I’m not a big fan of holidays. Perhaps it has something to do with not having those big “Soul Food” style celebrations that so many of my friends and classmates had (I’m from a large family on my mother’s side, and my grandmother was actually called Big Mama; but most of the family became Jehovah’s Witnesses and abandoned holiday joy before I was born). I also resent the expectations and materialism of the holidays, Christmas and Valentine’s Day in particular. Both days are so much more about ‘what did I get’ or ‘what did he do for me’ than they are the actual spirit of their respective meanings (okay, we know the latter is really just a Hallmark holiday, but it’s still celebrated under the auspices of ‘all about love’, so you know what I mean).
I started being a hater of Valentine’s Day in high school. I recall motivating my single girlfriends to wear all-black one year and all of us baking sweets for ourselves during another (a much more positive approach, right?); Senior year, I skipped school and hung out in a Starbucks on the other side of town, writing terrible morose poetry. My recollection of my college V-Days is much fuzzier, probably because anything remotely resembling a holiday (such as a day ending in ‘y’) was an occasion to party and drink. But I do remember feeling a little salty that I wasn’t getting whisked off-campus for Ruth’s Chris or some other overpriced dinner on some fellow broke classmate’s credit card.

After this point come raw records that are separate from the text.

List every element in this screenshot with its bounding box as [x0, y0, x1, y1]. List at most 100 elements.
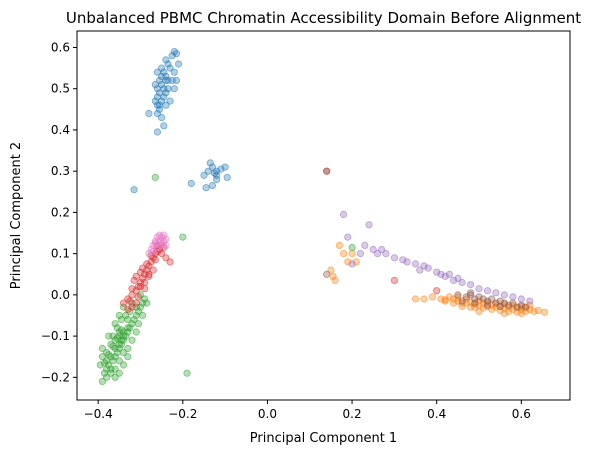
- scatter-point: [119, 328, 128, 336]
- series-orange: [327, 241, 549, 317]
- scatter-point: [466, 280, 475, 289]
- scatter-point: [132, 299, 140, 307]
- scatter-point: [130, 186, 138, 194]
- scatter-point: [128, 336, 136, 344]
- scatter-point: [153, 101, 161, 109]
- scatter-point: [155, 105, 164, 113]
- scatter-point: [155, 245, 164, 254]
- scatter-point: [130, 276, 138, 284]
- scatter-point: [153, 243, 161, 252]
- scatter-point: [344, 258, 352, 266]
- scatter-point: [458, 297, 466, 305]
- scatter-point: [145, 272, 153, 280]
- scatter-point: [103, 348, 111, 357]
- scatter-point: [348, 250, 356, 258]
- scatter-point: [382, 250, 390, 258]
- scatter-point: [530, 307, 538, 315]
- scatter-point: [517, 301, 525, 309]
- scatter-point: [206, 159, 214, 167]
- scatter-point: [496, 297, 504, 305]
- scatter-point: [155, 237, 164, 245]
- scatter-point: [458, 278, 466, 287]
- scatter-point: [162, 76, 170, 85]
- scatter-point: [111, 365, 119, 373]
- scatter-point: [513, 303, 521, 311]
- scatter-point: [160, 231, 168, 239]
- scatter-point: [437, 295, 445, 303]
- scatter-point: [526, 297, 534, 305]
- scatter-point: [124, 315, 132, 324]
- x-tick-label: −0.4: [84, 407, 113, 421]
- scatter-point: [132, 287, 140, 295]
- scatter-point: [136, 268, 145, 276]
- scatter-point: [441, 272, 449, 280]
- scatter-point: [153, 85, 161, 93]
- chart-title: Unbalanced PBMC Chromatin Accessibility …: [66, 9, 581, 27]
- scatter-point: [208, 182, 216, 190]
- scatter-point: [143, 260, 151, 268]
- scatter-point: [166, 64, 174, 72]
- scatter-point: [115, 311, 123, 320]
- scatter-point: [352, 258, 360, 266]
- scatter-point: [323, 167, 331, 175]
- scatter-point: [145, 250, 153, 258]
- x-tick-label: −0.2: [168, 407, 197, 421]
- plot-frame: [76, 30, 571, 401]
- scatter-point: [223, 173, 231, 181]
- scatter-point: [143, 299, 151, 307]
- scatter-point: [403, 258, 411, 266]
- scatter-point: [471, 299, 479, 307]
- scatter-point: [124, 305, 132, 313]
- scatter-point: [103, 373, 111, 381]
- y-tick-label: 0.3: [51, 164, 70, 178]
- scatter-point: [151, 173, 159, 181]
- scatter-point: [500, 291, 508, 299]
- scatter-point: [179, 233, 187, 241]
- scatter-point: [361, 241, 369, 249]
- y-tick-label: 0.4: [51, 123, 70, 137]
- scatter-point: [424, 264, 432, 272]
- scatter-point: [466, 303, 475, 311]
- ticks-layer: −0.4 −0.2 0.0 0.2 0.4 0.6 −0.2 −0.1 0.0 0.1 0.2 0.3…: [41, 40, 531, 421]
- scatter-point: [500, 309, 508, 317]
- x-tick-label: 0.4: [427, 407, 446, 421]
- scatter-point: [115, 369, 123, 377]
- scatter-point: [160, 93, 168, 101]
- series-red: [119, 167, 441, 313]
- scatter-point: [437, 270, 445, 278]
- scatter-point: [369, 245, 377, 254]
- scatter-point: [166, 258, 174, 266]
- scatter-point: [98, 344, 107, 353]
- x-tick-label: 0.0: [258, 407, 277, 421]
- scatter-point: [132, 328, 140, 336]
- scatter-point: [153, 128, 161, 136]
- scatter-point: [168, 52, 176, 60]
- x-tick-label: 0.6: [512, 407, 531, 421]
- scatter-point: [509, 293, 517, 301]
- scatter-point: [158, 114, 166, 122]
- scatter-point: [433, 287, 441, 295]
- scatter-point: [109, 342, 117, 350]
- scatter-point: [411, 295, 420, 303]
- scatter-point: [115, 357, 123, 365]
- scatter-point: [200, 171, 208, 179]
- scatter-point: [141, 285, 149, 293]
- scatter-point: [134, 293, 142, 301]
- scatter-point: [399, 256, 407, 264]
- scatter-point: [134, 320, 142, 328]
- scatter-point: [126, 324, 134, 332]
- scatter-point: [348, 260, 356, 268]
- scatter-point: [105, 350, 113, 359]
- scatter-point: [488, 295, 496, 303]
- series-pink: [145, 231, 170, 258]
- scatter-point: [105, 361, 113, 369]
- y-axis-label: Principal Component 2: [9, 142, 24, 289]
- scatter-point: [329, 272, 337, 280]
- scatter-point: [521, 303, 530, 311]
- scatter-point: [155, 89, 164, 97]
- scatter-point: [323, 270, 331, 278]
- scatter-point: [166, 97, 174, 105]
- scatter-point: [164, 60, 172, 68]
- scatter-point: [458, 302, 466, 310]
- scatter-point: [162, 254, 170, 262]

My first job after college found me working alongside a handful of White women, which means (get your gross generalization meter ready) I was privileged enough to see the FTD man come to my place of work a few times that Valentine’s Day. It seemed like every sister I knew who worked in an office with a lot of White girls had similar observations about watching them come UP on the 14th. I was salty again; had less to do with the lack of whatever bauble or meal or flower these ladies got and was about wanting to feel loved, appreciated. You know the drill.
Some years later, after a fair-to-middlin’ run as an active dater in New York, I get to spend this Valentine’s Day with my super wonderful boyfriend. He’s the best thing since sliced bread ‘round these Brooklyn streets and I couldn’t be happier. But something about this damn holiday rubs me the wrong way still. I don’t know if it’s still residual feelings of bitterness from previous years, from watching other folks set to complaining about being lonely or what. In the midst of my excitement that I have an occasion to do something special for my beau (who told me that I needn’t do anything for him, as this is his time to spoil me, but whatever, I can’t WAIT till he opens his gift!) and that he has planned cool stuff for me…I just hate that this day is gonna hurt people. Because it shouldn’t.
I know it sounds easy to say “don’t sweat this silly day” when you know you are gonna be loved on said silly day. But to be honest, it was last year that I had the big “You know what? It’s just a day” revelation. I was single for the winter holidays, which hadn’t been the case the year prior. And it just hit me that these holidays and occasions are what we make them. If we choose joy- as half of a couple, as a solo or as part of a tribe of friends- then joy we shall have. If we decide to mourn the relationships we don’t have or to feel inadequate for being alone, then these days will probably hurt. Hating Valentine’s Day didn’t do anything for my mood and it for damn sure didn’t make me less single. I opted to ignore the love day and keep being my moderately-happy self.
I’m glad to have a Valentine this year, but I’m also grateful to have this person on the 13th and the 15th and hopefully, for the many subsequent days to follow. If I don’t have him (or anyone else) next year, life will surely go on. Don’t get me wrong: having a relationship was and is a priority of mine and it’s something I work hard to maintain. But a holiday is only speck of glitter on something that is already shiny. Treat it the same way regardless of your romantic status. Find something fun to do. Hit a happy hour. Or, just act like it’s any other day. Just don’t let it get you down. It’s hardly worth it.